N’en déplaisent aux autorités, le phénomène des gribouillis fait de la résistance.
Quatre élèves de la 7e du lycée communal de Kiremba sud ont été détenus au cachot de la commune Bururi, en province Bururi, depuis jeudi 23 mai jusqu’au samedi 25 mai. Ces adolescents ont été accusés de gribouillis sur une photo du président Nkurunziza dans un manuel scolaire. Rebelote, le lendemain. Deux livres de la 9e année dudit établissement ont été découverts.
Mardi 12 mars. Six écolières de l’école fondamentale Akamuri en province Kirundo ont été placées en garde à vue. Idem pour le motif.
2016 – un an après l’éclatement de la crise politique – est l’année de naissance du phénomène. 76 élèves des classes de 8e et 9e du lycée Ruhinga, en commune Mugamba de la province Bururi, ont été renvoyés de l’école, fin juin.
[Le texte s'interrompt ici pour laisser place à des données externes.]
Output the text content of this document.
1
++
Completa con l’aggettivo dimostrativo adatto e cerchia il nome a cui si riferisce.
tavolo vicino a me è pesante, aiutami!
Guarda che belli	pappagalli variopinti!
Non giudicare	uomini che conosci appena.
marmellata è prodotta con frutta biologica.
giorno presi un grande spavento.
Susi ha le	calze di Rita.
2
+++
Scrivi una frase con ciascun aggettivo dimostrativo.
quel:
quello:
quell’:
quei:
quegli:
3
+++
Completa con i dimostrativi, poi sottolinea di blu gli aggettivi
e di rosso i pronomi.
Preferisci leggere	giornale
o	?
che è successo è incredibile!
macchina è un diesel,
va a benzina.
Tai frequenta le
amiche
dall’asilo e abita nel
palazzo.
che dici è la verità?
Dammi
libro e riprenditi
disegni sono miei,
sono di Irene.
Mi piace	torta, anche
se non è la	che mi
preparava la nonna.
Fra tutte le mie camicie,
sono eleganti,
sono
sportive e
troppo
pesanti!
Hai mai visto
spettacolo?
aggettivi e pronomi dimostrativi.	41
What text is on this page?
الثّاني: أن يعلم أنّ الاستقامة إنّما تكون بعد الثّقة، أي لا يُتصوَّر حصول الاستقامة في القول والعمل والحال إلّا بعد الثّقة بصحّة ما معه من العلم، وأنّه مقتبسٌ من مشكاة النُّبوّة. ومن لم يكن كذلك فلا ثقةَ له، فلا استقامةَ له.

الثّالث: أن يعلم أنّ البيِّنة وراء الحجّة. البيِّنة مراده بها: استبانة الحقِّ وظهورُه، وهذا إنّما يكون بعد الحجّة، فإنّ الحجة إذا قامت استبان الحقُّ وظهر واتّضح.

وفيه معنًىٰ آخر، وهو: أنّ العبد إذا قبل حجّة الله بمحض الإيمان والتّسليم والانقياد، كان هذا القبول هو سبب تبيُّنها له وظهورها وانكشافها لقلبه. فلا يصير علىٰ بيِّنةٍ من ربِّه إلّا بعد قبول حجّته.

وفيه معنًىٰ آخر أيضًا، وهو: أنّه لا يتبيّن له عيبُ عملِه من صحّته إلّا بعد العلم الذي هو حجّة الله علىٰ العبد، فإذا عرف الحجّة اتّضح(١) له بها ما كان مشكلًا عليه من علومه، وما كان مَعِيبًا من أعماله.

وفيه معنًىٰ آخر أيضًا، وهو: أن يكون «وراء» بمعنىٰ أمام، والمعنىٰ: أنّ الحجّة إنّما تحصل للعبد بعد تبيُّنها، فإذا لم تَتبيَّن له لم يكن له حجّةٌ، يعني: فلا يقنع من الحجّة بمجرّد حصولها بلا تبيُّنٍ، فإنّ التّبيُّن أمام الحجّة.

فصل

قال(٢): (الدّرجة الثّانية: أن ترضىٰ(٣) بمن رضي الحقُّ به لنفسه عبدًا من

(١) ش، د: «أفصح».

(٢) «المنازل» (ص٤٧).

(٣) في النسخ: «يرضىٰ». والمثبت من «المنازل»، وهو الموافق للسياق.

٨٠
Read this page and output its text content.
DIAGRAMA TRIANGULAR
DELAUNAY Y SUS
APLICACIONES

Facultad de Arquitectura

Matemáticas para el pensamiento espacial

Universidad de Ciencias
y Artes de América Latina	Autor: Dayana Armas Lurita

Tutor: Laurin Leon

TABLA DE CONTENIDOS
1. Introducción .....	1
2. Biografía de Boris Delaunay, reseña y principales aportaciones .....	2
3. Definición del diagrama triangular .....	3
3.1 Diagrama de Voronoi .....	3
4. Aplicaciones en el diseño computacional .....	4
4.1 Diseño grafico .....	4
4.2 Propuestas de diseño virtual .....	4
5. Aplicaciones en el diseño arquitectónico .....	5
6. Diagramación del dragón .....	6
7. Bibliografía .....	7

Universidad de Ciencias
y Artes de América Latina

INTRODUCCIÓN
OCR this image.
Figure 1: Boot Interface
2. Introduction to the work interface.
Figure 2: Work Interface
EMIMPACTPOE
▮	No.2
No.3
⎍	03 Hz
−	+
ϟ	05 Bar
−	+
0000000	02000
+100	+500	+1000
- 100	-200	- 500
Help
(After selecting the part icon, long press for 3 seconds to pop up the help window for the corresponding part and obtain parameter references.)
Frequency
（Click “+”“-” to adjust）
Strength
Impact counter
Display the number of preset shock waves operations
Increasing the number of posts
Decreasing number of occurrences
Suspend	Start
Le 17 juin, quatre élèves du lycée communal de Buhiga en province Karuzi sont arrêtés par la police.
Trois jours plus tôt, la police a appréhendé quatre élèves du lycée communal de Cankuzo.
11 élèves du lycée communal de Muramvya ont été inculpés, le 3 juin, d’outrage au chef de l’Etat et écroués.
La mairie de Bujumbura n’est pas en reste. Dans les quartiers nord, plus de 3 000 élèves ont été sommés de remplacer les livres abîmés.
Fin mai, c’est dans la localité de Ruziba, en commune Kanyosha, que la première dudit phénomène se joue.
Coexistence des différences vivifiante remise en cause
Réduire ce phénomène à un manque d’appropriation de l’éthos commun ou à une alimentation trop riche en éléments d’« opposition radicale », c’est poser un diagnostic erroné.
Ces adolescents prennent ces manuels scolaires pour un exutoire. Pour certains, ils y déversent des blessures liées à la dégradation de la situation des droits humains, consécutive à la crise politique de l’heure.
Cet épanchement résonnant comme un jugement à l’emporte-pièce s’explique par certaines caractéristiques de la jeunesse : l’énergie, la sincérité, l’émotion et le manichéisme.
Plutôt que de cultiver la peur par un « vos enfants ont commis un sacrilège » ou d’agiter la menace du Code pénal, il faudrait privilégier une approche pédagogique. Sensibiliser sur la neutralité politique comme pilier de l’école.
Au-delà d’un culte de la personnalité incongru, ces affaires des gribouillis, que disent-elles de notre vivre ensemble?
Le silence craintif règne en maître dans la cité, certains n’osant plus exprimer en public une opinion à contre-courant ou une indignation légitime par crainte d’être taxés d’ « anti DD ».
Toute prise de parole en public s’évalue ainsi à l’aune du ratio inconvénient/avantage. Si ce rapport est en faveur de la première variable, s’en trouve perverti ce proverbe arabe : « N’ouvre la bouche que si tu es sûr que ce que tu vas dire est plus beau que le silence. »
Revigorer les agoras débattantes qui avaient cours avant la survenue de la crise politique de 2015 pour de nouveau huiler l’échange fécond. Si l’espace de dissidence cadenassé n’est pas ouvert, c’est le serpent qui se mord la queue. Ce faisant, le conformisme de la pensée se transformera en doxa. C’est alors que des pans entiers de la population burundaise subiront des lobotomies intellectuelles, voire culturelles.